Figure 1. Response to BBIs in breast cancer

a, Heatmap of mean IC50s of BBIs and inactive analogues in breast cell lines. Error bars represent SEM. b, Immunofluorescence of basal (basCK) and luminal (lumCK and CK18) cytokeratins in TNBC lines. Scale bars 20μm. c, Box plots depicting xenograft weights; n indicates the number of mice/experiment. d, Heatmap showing biotinylated JQ1 (Bio-JQ1), BRD4, and H3K27ac binding at transcription start site (TSS) and Bio-JQ1-bound enhancer regions. Each row represents a single genomic region (+/− 10kb) from TSS or enhancer center.
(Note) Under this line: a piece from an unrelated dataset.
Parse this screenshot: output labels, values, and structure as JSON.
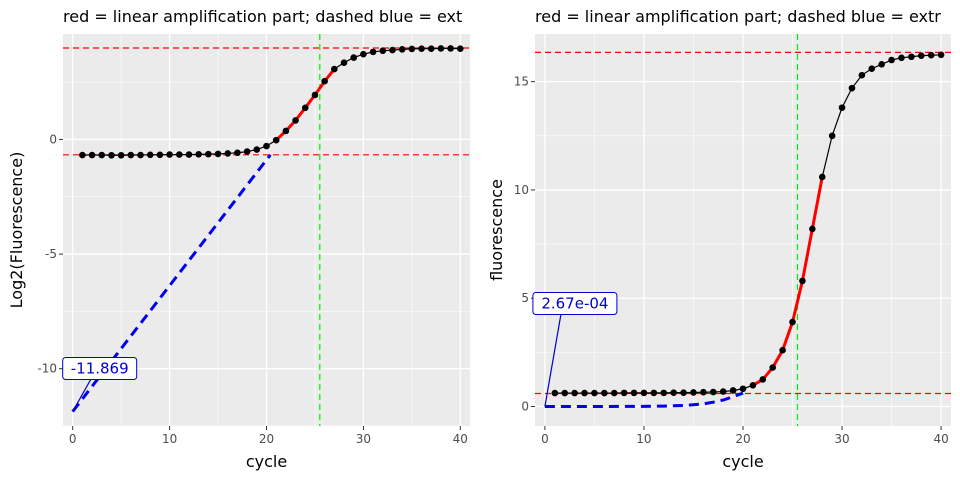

Genomic occupancy is shaded by binding intensity in units of reads per million per base pair (rpm/bp). e, Gene tracks depicting Bio-JQ1 and BRD4 −/+ JQ1 in SUM159 cells at the HIF1A locus. x-axis: chromosome position with gene structures below, y-axis: genomic occupancy in units of rpm/bp, red bar: HIF1A super-enhancer. f, Plot of enhancers defined in untreated SUM159 cells ranked by increasing Bio-JQ1 signal (units rpm). Gray line marks cutoff discriminating typical from super-enhancers. g, Boxplots showing the log₂ fold change in expression relative to control of either all active or super-enhancer (SE) associated genes upon JQ1 treatment.

Figure 2. Acquired BBI-resistance in TNBC

All error bars represent SD, n=3. a, Viable cell numbers after JQ1 treatment. b, Cellular viability after treatment with BBIs. c, Genomic regions containing a super-enhancer in SUM159 or SUM159R cells ranked by log₂ change in Bio-JQ1 genomic binding signal. X-axis: log₂ fold change in Bio-JQ1 signal colored by intensity of change. d, e, Boxplot showing the log₂ fold change in BRD4 genomic occupancy (d) and gene expression (e) at regions with gained, conserved, or lost Bio-JQ1 binding in SUM159R vs.. SUM159 cells. f,g, Gene tracks depicting Bio-JQ1, BRD4, and H3K27ac at the BCL-xL (f) and SOD2 (g) locus. The x-axis shows position along the chromosome with gene structures drawn below. The y-axis shows genomic occupancy in units of rpm/bp. h, Boxplot showing the log₂ fold change in BRD4 genomic occupancy at regions bound by Bio-JQ1.

Figure 3. Mechanism of BBI-resistance in TNBCs

All error bars represent SD, n=3. a, Plot depicting changes in BRD4-associated proteins in SUM159 and SUM159R cells following JQ1 treatment based on SILAC RIME. The axes represent log10 of fold change (FC). b, Immunoblot analysis of BRD4 immunoprecipitates and total cell lysates in SUM159 and SUM159R cells. For gel source data, see Supplementary Figure 1. c, Cellular viability of SUM159 and SUM159R cells expressing exogenous WT, BDmut, 7A and 7D mutant BRD4 with concomitant knock-down of endogenous BRD4. d, e, Sensitivity of SUM159 (d) and SUM159R (e) cells expressing exogenous WT or BDmut BRD4 to JQ1 with concomitant knock-down of endogenous BRD4.

Figure 4. Regulation and relevance of BRD4 phosphorylation

All error bars represent SD, n=3. a, Immunoblot for the indicated proteins following JQ1 treatment. b, Immunoblot for the indicated proteins after knock-down of PP2A A or C or both subunits. c, Viable cell numbers of JQ1-treated control and shPP2A-C expressing SUM149 cells. d, Immunoblot of pBRD4 and BRD4 in SUM159R cells following phenothiazine (PTZ) treatment. e, Viable cell numbers of SUM159R cells treated with JQ1, phenothiazine or both compounds. f,g Immunoblot of BRD4 immunoprecipitates and total cell lysates of SUM159R cells after 3hrs treatment with JQ1 and CK2i (f) and JQ1 and PTZ (g). h, Immunoblot of FLAG-BRD4 (WT or mutant) immunoprecipitates and total cell lysates after 3hrs treatment with JQ1. i, JQ1 sensitivity of SUM159 and SUM159R cells expressing exogenous WT or mutant (7A, 7D) BRD4. For gel source data, see Supplementary Figure 1.